Calendar Description / Prerequisite / Co-Requisite

An introduction to basic notions of the philosophy of language. Questions to be discussed may include: How is communication in language possible? What is a language? What makes words and phrases meaningful? What is truth? Prerequisite: AP/PHIL 2080 3.00 or AP/PHIL 2100 3.00 or AP/PHIL 2240 3.00. Course credit exclusion: GL/PHIL 3910 3.00.

Course Website

Many courses utilize Moodle, York University's course website system. If your course is using Moodle, refer to the image below to access it.

    Additional Course Instructor/Contact Details

Claudine Verheggen


Office Location:  S436 Ross Building

Phone Number:  (416) 736-2100 Ext. 77553

Office Hours:  Tuesdays 1:00 – 2:00 by appointment only

    Expanded Course Description

Of all human affairs, Dewey wrote, linguistic communication is the most wonderful.  It is wonderful because it enables people to get things done, by expressing their wishes, fears, hopes, beliefs, requests, etc., and because it enables them to get informed about the world around them and about each other.  Now people can achieve all of this by means of language because the sounds and marks they use are endowed with meaning.  Meaning is thus the central concept to be studied in this course, which will address issues that fall into two broad categories, one having to do with the nature of linguistic meaning and its relation to language users, the other having to do with the relation between meaning and reference, i.e., the ability of words to hook on to extra-linguistic reality.

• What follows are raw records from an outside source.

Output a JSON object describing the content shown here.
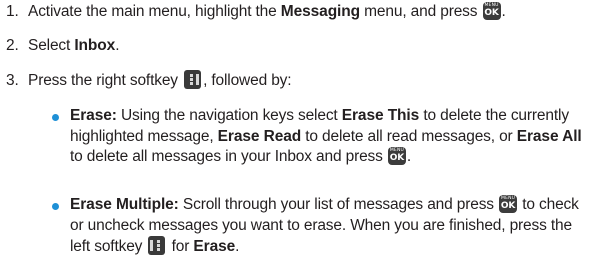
{
  "steps": [
    {
      "number": "1.",
      "text1": "Activate the main menu, highlight the ",
      "bold1": "Messaging",
      "text2": " menu, and press ",
      "text3": "."
    },
    {
      "number": "2.",
      "text1": "Select ",
      "bold1": "Inbox",
      "text2": "."
    },
    {
      "number": "3.",
      "text1": "Press the right softkey ",
      "text2": ", followed by:"
    }
  ],
  "bullets": [
    {
      "title": "Erase:",
      "t1": " Using the navigation keys select ",
      "b1": "Erase This",
      "t2": " to delete the currently highlighted message, ",
      "b2": "Erase Read",
      "t3": " to delete all read messages, or ",
      "b3": "Erase All",
      "t4": " to delete all messages in your Inbox and press ",
      "t5": "."
    },
    {
      "title": "Erase Multiple:",
      "t1": " Scroll through your list of messages and press ",
      "t2": " to check or uncheck messages you want to erase. When you are finished, press the left softkey ",
      "t3": " for ",
      "b1": "Erase",
      "t4": "."
    }
  ],
  "keys": {
    "menu_ok_top": "MENU",
    "menu_ok_bottom": "OK"
  },
  "colors": {
    "bullet": "#1e90d6",
    "text": "#231f20"
  },
  "icons": [
    "menu-ok-key-icon",
    "right-softkey-icon",
    "left-softkey-icon"
  ]
}
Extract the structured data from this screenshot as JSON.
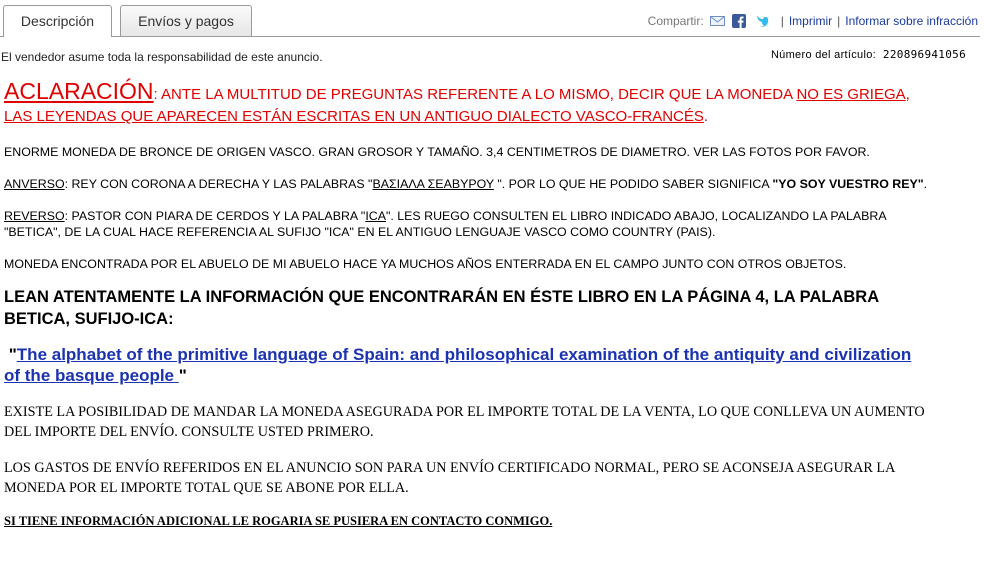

We’ll try to get clear about the nature of linguistic meaning by considering the relationships between the meaning of words and what people mean by using them, between what people say and what they do in speaking and by speaking, between what people say and what they intend to say, between what people mean by their words and what other members of their community mean by them.  Must people be socially situated in order to possess any language at all?  To what extent, if any, do claims about what it takes to communicate with others shape our claims about the nature of meaning and language?


We’ll examine the relation between language and extra-linguistic reality by asking how different types of linguistic expressions – proper names, descriptions, predicates, demonstratives, etc. – manage to refer to various parts of the world.  What is the relation between meaning and truth?  Does the physical environment people live in play an essential role in determining the meaning of their words and, if so, what role exactly?  Or is the meaning of people’s words only a function of their mental states?

    Required Course Text / Readings

Articles posted on Moodle.

    Weighting of Course
  1. Class participation: 10% of final grade
  2. In-class test: 20%
  3. Mid-term examination: 30%
  4. Term Paper: 40%
    Organization of the Course

Weekly Class (3 hours); 4 components to class assessment.

    Course Learning Objectives
  1. Students will be able to engage the major contemporary debates in the philosophy of language, as well as the arguments and theories underlying various positions in those debates.
  2. Students will be able to think critically about the nature of linguistic meaning, reference, truth, and communication.
  3. Students will develop advanced analytic and communicative skills in philosophy; namely, the ability to articulate and defend a coherent thesis within an essay, as well as the ability to absorb, synthesize and reflect upon complex information gained from reading assignments or in a classroom setting.